Have you ever heard of “sweet clover disease”? Some fifty years ago it was noticed that certain cattle, due to feeding on improperly cured sweet-clover hay, developed a malady characterized by severe bleeding. Later, scientists isolated the poison that had interfered with normal blood clotting in the cattle. They named the substance Dicoumarol and today it serves as an important anticoagulant.
Drugs from Animals
Animals are another source of modern medicines. Organ extracts, primarily from the glands of slaughtered animals, provide substances such as hormones and enzymes that act as ingredients in medicines. For instance, the thyroid hormone thyroxine, which is used in treating certain types of thyroid disease is derived from the thyroid gland of animals.
Do you know someone who suffers from diabetes? Perhaps you did not realize that insulin for treating this disease often comes from the pancreas of cattle. However, much insulin today is produced synthetically.
Of course, not all medicines contain purely natural substances. Where natural ingredients are scarce, scientists have found it practical to produce synthetics. They may start with a natural substance similar to what they want and then “rebuild” it into the desired ingredient.
Consider the steroid “cortisone,” which is commonly used in treating a great variety of ailments, including some forms of arthritis. Natural cortisone is found in the bile of cattle. But so little of it occurs naturally that a single day’s dosage could require the bile of forty cattle. However, a substance called diosgenin, with a molecular structure similar to cortisone, is found in certain yams that grow in Mexico. By use of an enzyme extracted from black-bread mold, chemists were able to change a diosgenin molecule into a cortisone molecule. There are now several plant by-products used for producing cortisone.

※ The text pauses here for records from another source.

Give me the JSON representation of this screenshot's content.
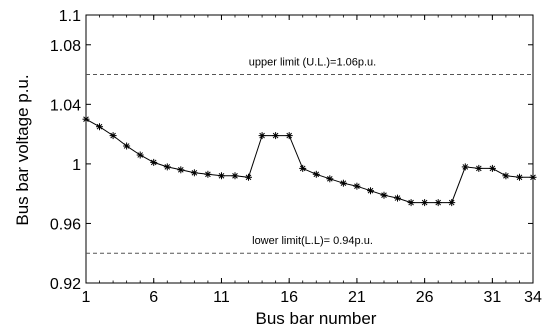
{
  "chart_data": {
    "type": "line",
    "xlabel": "Bus bar number",
    "ylabel": "Bus bar voltage p.u.",
    "xlim": [
      1,
      34
    ],
    "ylim": [
      0.92,
      1.1
    ],
    "x_ticks": [
      1,
      6,
      11,
      16,
      21,
      26,
      31,
      34
    ],
    "y_ticks": [
      0.92,
      0.96,
      1,
      1.04,
      1.08,
      1.1
    ],
    "y_tick_labels": [
      "0.92",
      "0.96",
      "1",
      "1.04",
      "1.08",
      "1.1"
    ],
    "grid": false,
    "series": [
      {
        "marker": "asterisk",
        "line_color": "#000000",
        "x": [
          1,
          2,
          3,
          4,
          5,
          6,
          7,
          8,
          9,
          10,
          11,
          12,
          13,
          14,
          15,
          16,
          17,
          18,
          19,
          20,
          21,
          22,
          23,
          24,
          25,
          26,
          27,
          28,
          29,
          30,
          31,
          32,
          33,
          34
        ],
        "values": [
          1.03,
          1.025,
          1.019,
          1.012,
          1.006,
          1.001,
          0.998,
          0.996,
          0.994,
          0.993,
          0.992,
          0.992,
          0.991,
          1.019,
          1.019,
          1.019,
          0.997,
          0.993,
          0.99,
          0.987,
          0.985,
          0.982,
          0.979,
          0.977,
          0.974,
          0.974,
          0.974,
          0.974,
          0.998,
          0.997,
          0.997,
          0.992,
          0.991,
          0.991
        ]
      }
    ],
    "reference_lines": [
      {
        "y": 1.06,
        "style": "dashed",
        "label": "upper limit (U.L.)=1.06p.u."
      },
      {
        "y": 0.94,
        "style": "dashed",
        "label": "lower limit(L.L)= 0.94p.u."
      }
    ]
  }
}
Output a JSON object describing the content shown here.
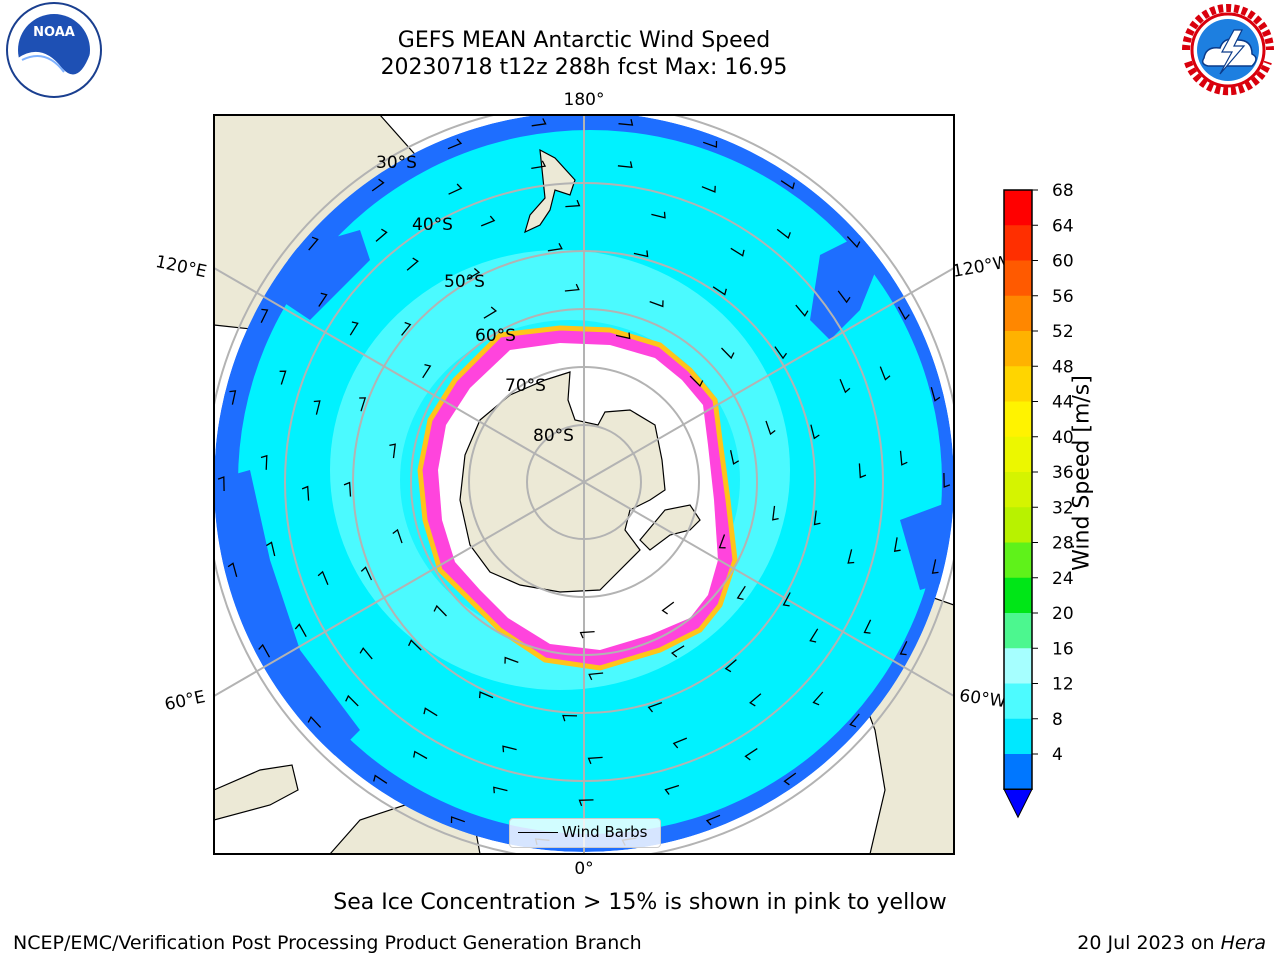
{
  "title_line1": "GEFS MEAN Antarctic Wind Speed",
  "title_line2": "20230718 t12z 288h fcst   Max: 16.95",
  "caption": "Sea Ice Concentration > 15% is shown in pink to yellow",
  "footer_left": "NCEP/EMC/Verification Post Processing Product Generation Branch",
  "footer_date": "20 Jul 2023 on ",
  "footer_host": "Hera",
  "legend_label": "Wind Barbs",
  "map": {
    "projection": "south-polar-stereographic",
    "longitude_labels": [
      {
        "text": "180°",
        "lon": 180
      },
      {
        "text": "120°E",
        "lon": 120
      },
      {
        "text": "120°W",
        "lon": -120
      },
      {
        "text": "60°E",
        "lon": 60
      },
      {
        "text": "60°W",
        "lon": -60
      },
      {
        "text": "0°",
        "lon": 0
      }
    ],
    "latitude_labels": [
      "30°S",
      "40°S",
      "50°S",
      "60°S",
      "70°S",
      "80°S"
    ],
    "colors": {
      "land": "#ece9d6",
      "ocean_low": "#1e6eff",
      "ocean_mid": "#00f2ff",
      "ocean_high": "#58fbff",
      "ice_edge": "#ff44dd",
      "ice_fringe": "#ffc41a",
      "grid": "#b3b3b3"
    }
  },
  "colorbar": {
    "label": "Wind Speed [m/s]",
    "ticks": [
      "68",
      "64",
      "60",
      "56",
      "52",
      "48",
      "44",
      "40",
      "36",
      "32",
      "28",
      "24",
      "20",
      "16",
      "12",
      "8",
      "4"
    ],
    "colors": [
      "#ff0000",
      "#ff2f00",
      "#ff5a00",
      "#ff8700",
      "#ffb200",
      "#ffd500",
      "#fff300",
      "#ecf700",
      "#d5f400",
      "#b8f200",
      "#5ff21a",
      "#00e617",
      "#4cf78f",
      "#a6ffff",
      "#4dfbff",
      "#00e8ff",
      "#0077ff"
    ],
    "underflow_color": "#0000ff"
  }
}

Vitamin C, essential for good health, available naturally, but in too small amounts for mass production. Having determined the molecular structure of ascorbic acid, which is pure vitamin C, scientists noticed that it resembled another molecule—glucose. Using acetic-acid bacteria, they were able to “rebuild” the glucose molecule into one of ascorbic acid, thus producing synthetic vitamin C.
Having achieved success at remolding already-existing molecules, chemists soon learned how to form totally new substances, ones not found in nature, but structurally similar to natural ones.
Indeed, many products used in the practice of medicine are simply modifications or synthetic duplications of natural substances. Even in this modern age, therefore, men of medicine continue to learn from Creation.